Despite the Czech Republic’s success in the fight against poverty, the country has some areas of weakness. For example, the Czech Republic’s wage gap is larger than other European countries. Women tend to earn about 22% less than men. As a result, a disproportionate number of women, especially single mothers, fall below the poverty line.

Additionally, the Czech Republic’s relatively low poverty rate of 3.4% is somewhat misleading. The poverty rate considers the standard of living within the Czech Republic. Sociologist Daniel Prokop uses Luxembourg to exemplify why this can be misleading: “the median [income] in Luxembourg is twice as high as in the Czech Republic. Therefore, the poverty line is twice as high, making it easier for low-income workers to fall below it.” So, countries with higher median incomes have a higher standard of living. Since the Czech Republic has a lower relative poverty threshold, an impoverished citizen in Luxembourg may not be considered impoverished in the Czech Republic.

Working Through a Long-term Drought

The Czech Republic is experiencing the most threatening drought in 500 years. The drought began in 2018, and it escalated to a climate crisis in April 2020- right in the start of the COVID-19 pandemic. There is a fear that the continuation of the drought in the Czech Republic will cause mass famine.

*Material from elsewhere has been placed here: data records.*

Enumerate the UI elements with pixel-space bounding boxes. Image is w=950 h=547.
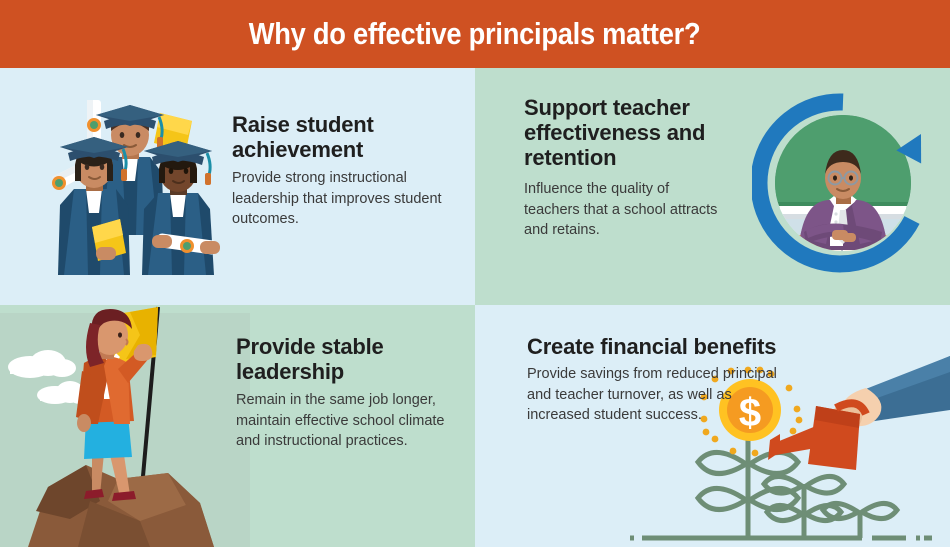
body-raise-student-achievement: Provide strong instructional leadership … [232, 168, 447, 230]
text-block-support-teacher-effectiveness: Support teacher effectiveness and retent… [524, 95, 724, 241]
body-create-financial-benefits: Provide savings from reduced principal a… [527, 364, 792, 426]
text-block-raise-student-achievement: Raise student achievement Provide strong… [232, 112, 447, 230]
page-title: Why do effective principals matter? [249, 16, 701, 52]
text-block-provide-stable-leadership: Provide stable leadership Remain in the … [236, 334, 468, 452]
teacher-retention-cycle-illustration [752, 92, 934, 274]
heading-support-teacher-effectiveness: Support teacher effectiveness and retent… [524, 95, 724, 170]
infographic-root: Why do effective principals matter? [0, 0, 950, 547]
heading-raise-student-achievement: Raise student achievement [232, 112, 447, 162]
heading-provide-stable-leadership: Provide stable leadership [236, 334, 468, 384]
header-banner: Why do effective principals matter? [0, 0, 950, 68]
heading-create-financial-benefits: Create financial benefits [527, 334, 792, 359]
leader-with-flag-on-mountain-illustration [0, 305, 250, 547]
text-block-create-financial-benefits: Create financial benefits Provide saving… [527, 334, 792, 426]
body-provide-stable-leadership: Remain in the same job longer, maintain … [236, 390, 468, 452]
body-support-teacher-effectiveness: Influence the quality of teachers that a… [524, 179, 724, 241]
graduating-students-illustration [40, 85, 230, 275]
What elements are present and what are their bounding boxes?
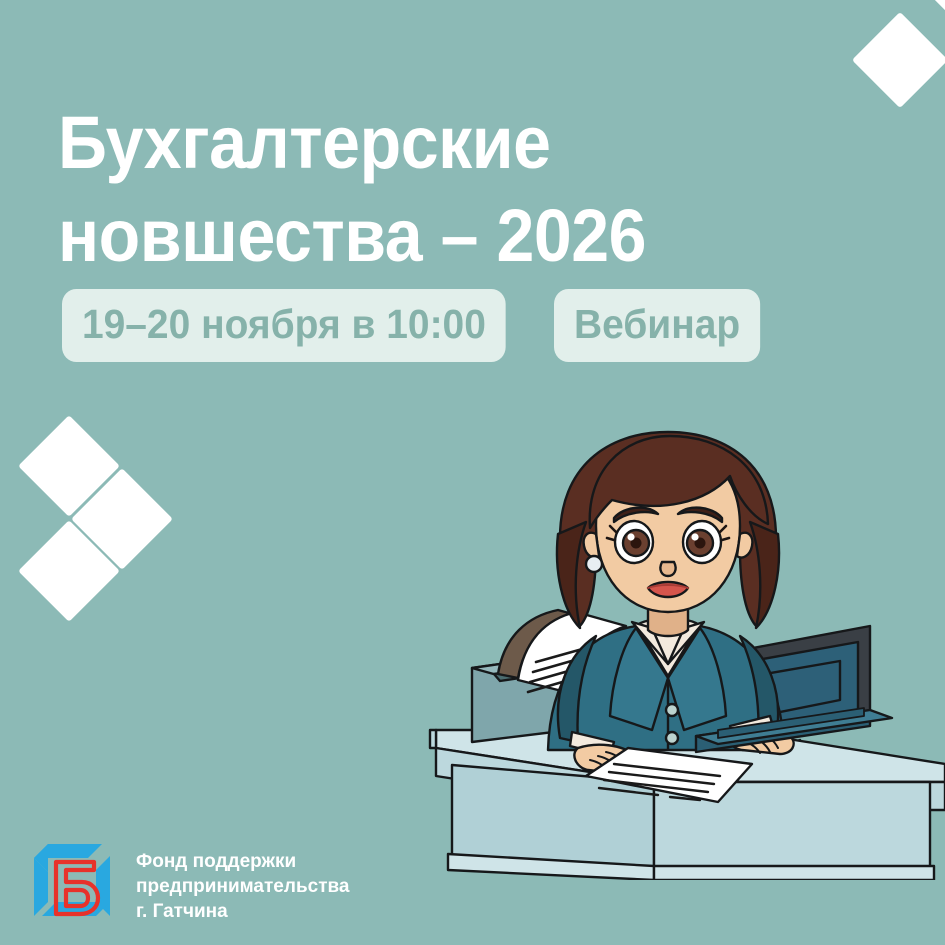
footer-organization-name: Фонд поддержки предпринимательства г. Га… — [136, 849, 350, 924]
accountant-head-graphic — [557, 432, 779, 636]
page-title-line-2: новшества – 2026 — [58, 189, 794, 282]
decor-diamond-top-right-1 — [852, 12, 945, 108]
footer-line-1: Фонд поддержки — [136, 849, 350, 874]
footer-brand: Фонд поддержки предпринимательства г. Га… — [26, 840, 350, 932]
page-title: Бухгалтерские новшества – 2026 — [58, 96, 794, 282]
badge-datetime: 19–20 ноября в 10:00 — [62, 289, 506, 362]
poster-canvas: Бухгалтерские новшества – 2026 19–20 ноя… — [0, 0, 945, 945]
badge-format: Вебинар — [554, 289, 760, 362]
footer-line-3: г. Гатчина — [136, 899, 350, 924]
illustration-accountant-at-desk — [400, 430, 945, 880]
desk-graphic — [430, 730, 945, 880]
badge-row: 19–20 ноября в 10:00 Вебинар — [62, 289, 771, 362]
footer-line-2: предпринимательства — [136, 874, 350, 899]
fond-podderzhki-logo-icon — [26, 840, 118, 932]
page-title-line-1: Бухгалтерские — [58, 96, 794, 189]
decor-diamond-top-right-2 — [927, 0, 945, 40]
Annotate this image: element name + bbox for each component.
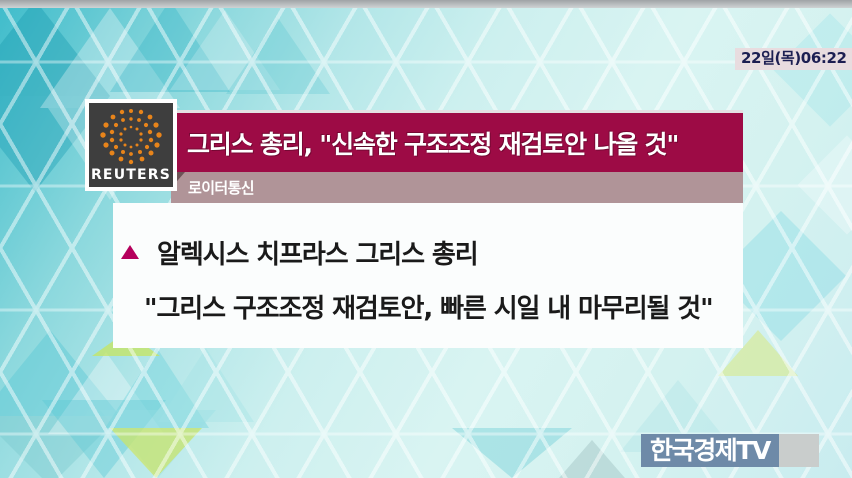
korea-economic-tv-logo: 한국경제TV xyxy=(641,434,819,467)
reuters-wordmark: REUTERS xyxy=(91,167,171,183)
body-text-line-1: 알렉시스 치프라스 그리스 총리 xyxy=(157,234,478,271)
headline-text: 그리스 총리, "신속한 구조조정 재검토안 나올 것" xyxy=(187,125,678,161)
news-source-label: 로이터통신 xyxy=(188,177,254,198)
reuters-logo: REUTERS xyxy=(85,99,177,191)
broadcast-screen: 22일(목)06:22 그리스 총리, "신속한 구조조정 재검토안 나올 것"… xyxy=(0,0,852,478)
reuters-dot-circle-icon xyxy=(98,106,164,168)
headline-bar: 그리스 총리, "신속한 구조조정 재검토안 나올 것" xyxy=(171,110,743,172)
channel-logo-plate: 한국경제TV xyxy=(641,434,779,467)
body-text-line-2: "그리스 구조조정 재검토안, 빠른 시일 내 마무리될 것" xyxy=(144,288,713,325)
broadcast-timestamp: 22일(목)06:22 xyxy=(735,48,852,70)
news-source-bar: 로이터통신 xyxy=(171,172,743,203)
content-panel xyxy=(113,203,743,348)
channel-logo-tail-block xyxy=(779,434,819,467)
top-bar-strip xyxy=(0,0,852,8)
channel-logo-text: 한국경제TV xyxy=(650,437,770,464)
triangle-bullet-icon xyxy=(121,245,139,259)
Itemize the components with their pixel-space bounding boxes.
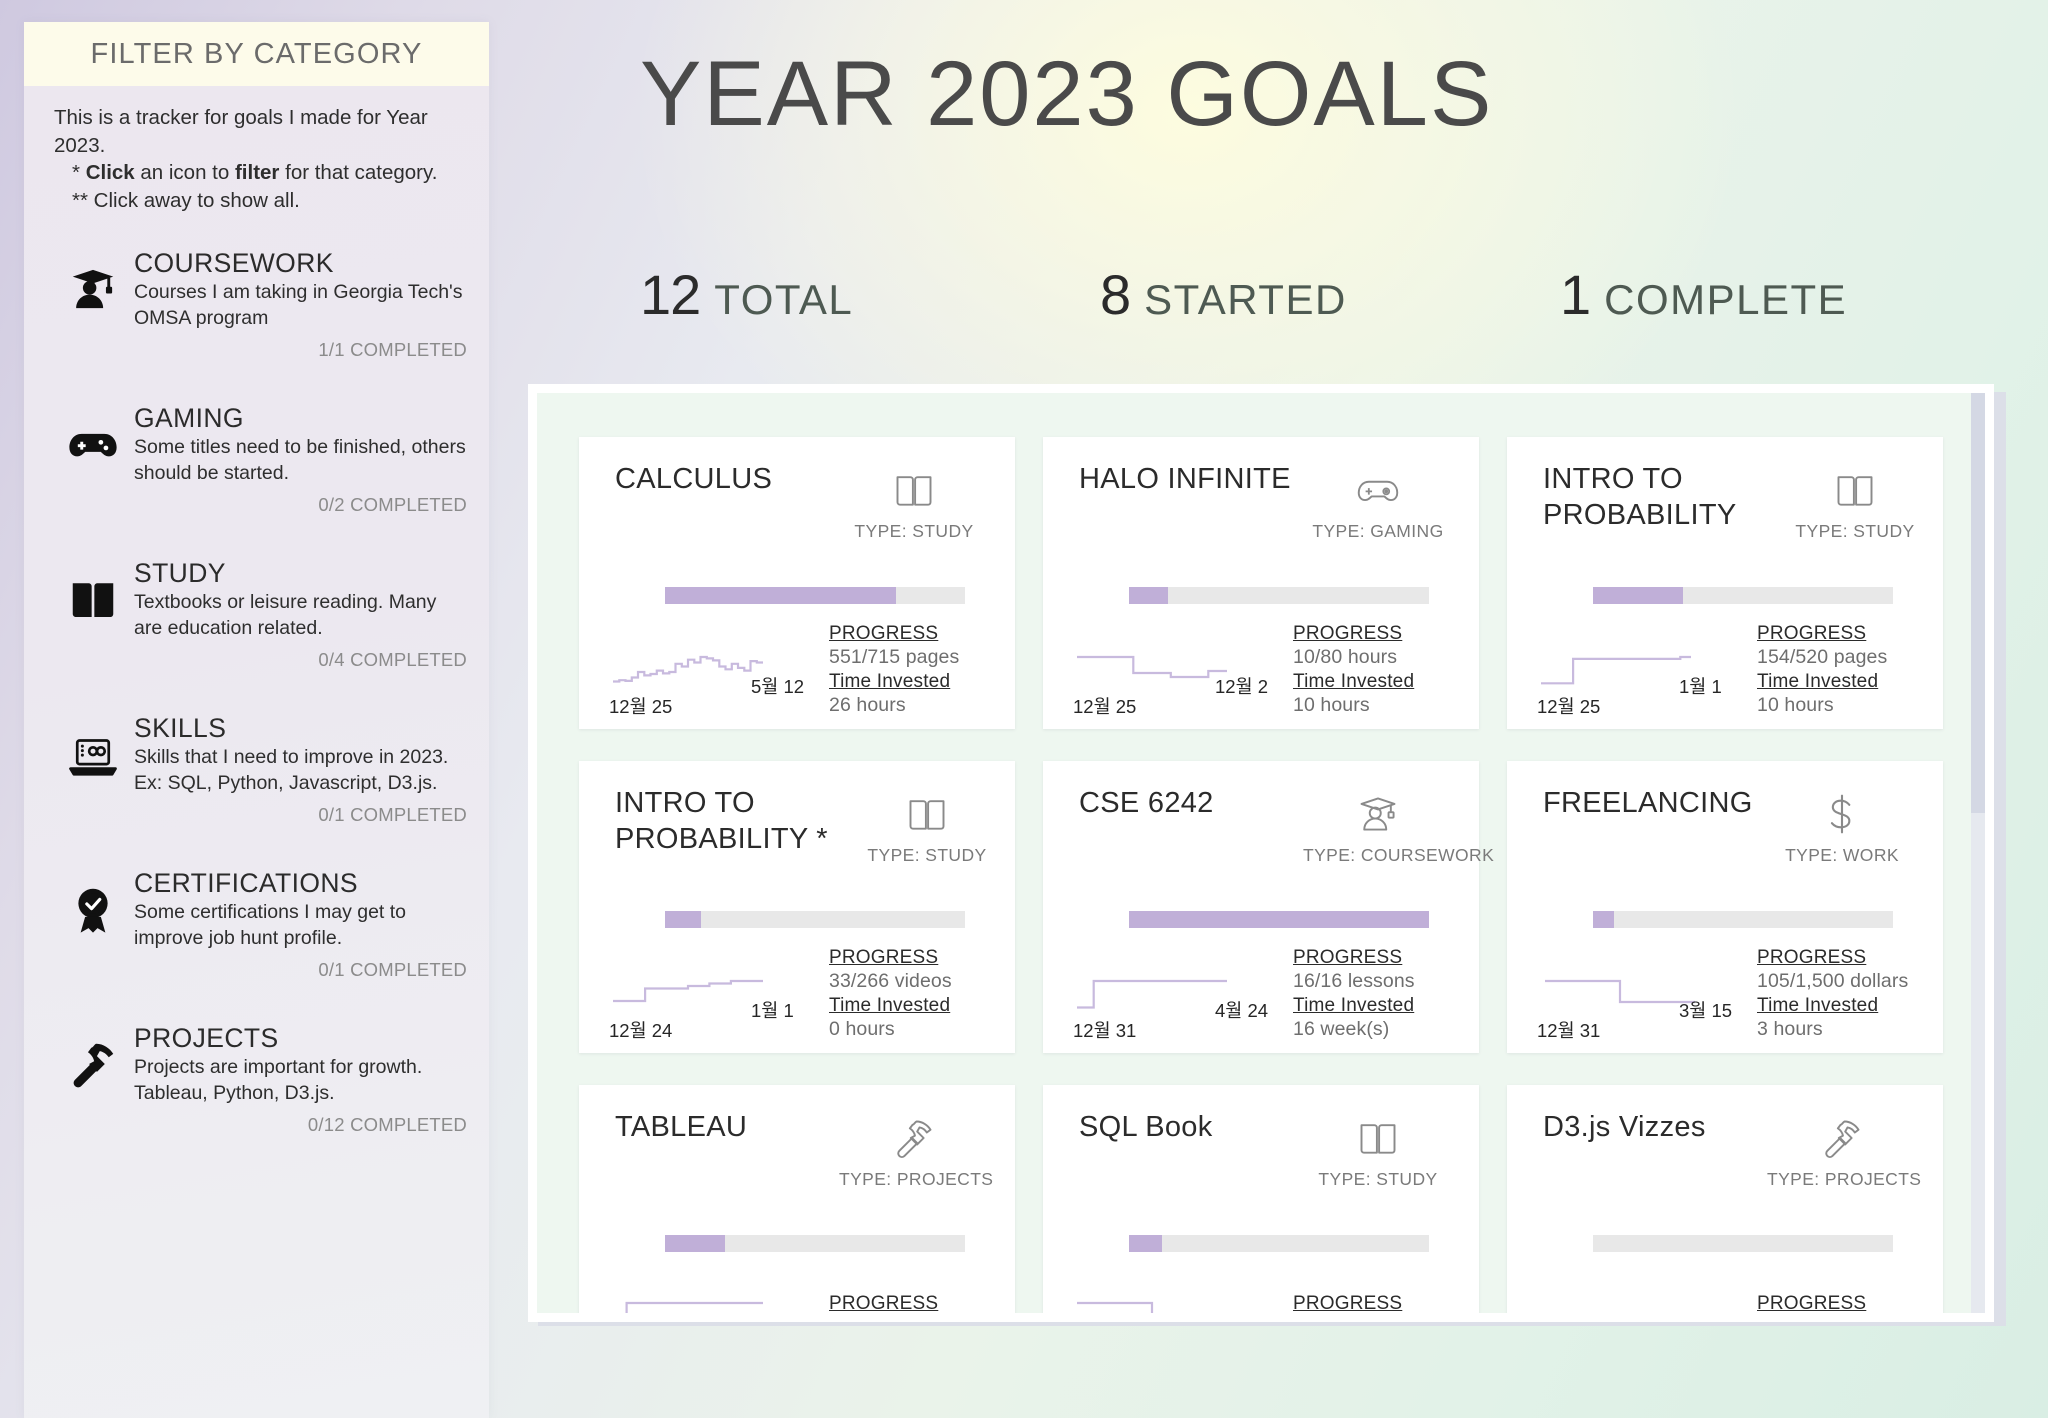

Scientists are using an ESA satellite to monitor the drought and soil conditions, keeping the country’s agribusiness sector stable. Well-organized agricultural systems are preventing major catastrophe in the present. Yet, crop yields are expected to continue shrinking in the upcoming months. The biggest concern, however, is the impending water shortage. The Ministry of Environment in the Czech Republic has implemented over 15,000 projects across the country to build pipelines for drinking water, preserving dams and reservoirs and much more.

COVID-19 Impacts

Thankfully, the Czech Republic has handled COVID-19 wisely from the start. They were the first country in Europe to issue a mask mandate, sending the notice on March 19, 2020. So far, there are no significant deviations from normal malnutrition and poverty rates due to the pandemic. Despite a couple of recent clusters in the eastern parts of the country, heavily populated cities such as Prague (population: 1.3 million) are seeing consistently low infection rates as of late July. Many citizens’ lives have returned to normalcy, with schools and buildings re-opening and commerce flourishing.

Tomorrow’s Outlook

Organizations ranging from small local projects to large NGOs are working to combat poverty and hunger in the Czech Republic as the drought and COVID-19 continue. For example, the Prague Changemakers organizes volunteering projects by recruiting local citizens. Together, they cook and distribute food to the local homeless population.  Additionally, Naděje is an example of a larger NGO. Naděje was founded in the 1990s following the revolution and their organization’s goal is to serve the homeless. Naděje began by serving food in railway stations. Soon, the NGO expanded to building homes and shelters across the country. For their first major project, Naděje established day centers for the homeless to get food, creating two hostels for men and one for women.

Ultimately, responsible governmental action and the work of NGOs like Naděje have provided stability to the Czech Republic in an uncertain time. Hopefully, their work in the Czech Republic will continue to keep COVID-19 and the drought under control. It seems other countries should take notes as unemployment, hunger, and poverty rates remain relatively low in the Czech Republic.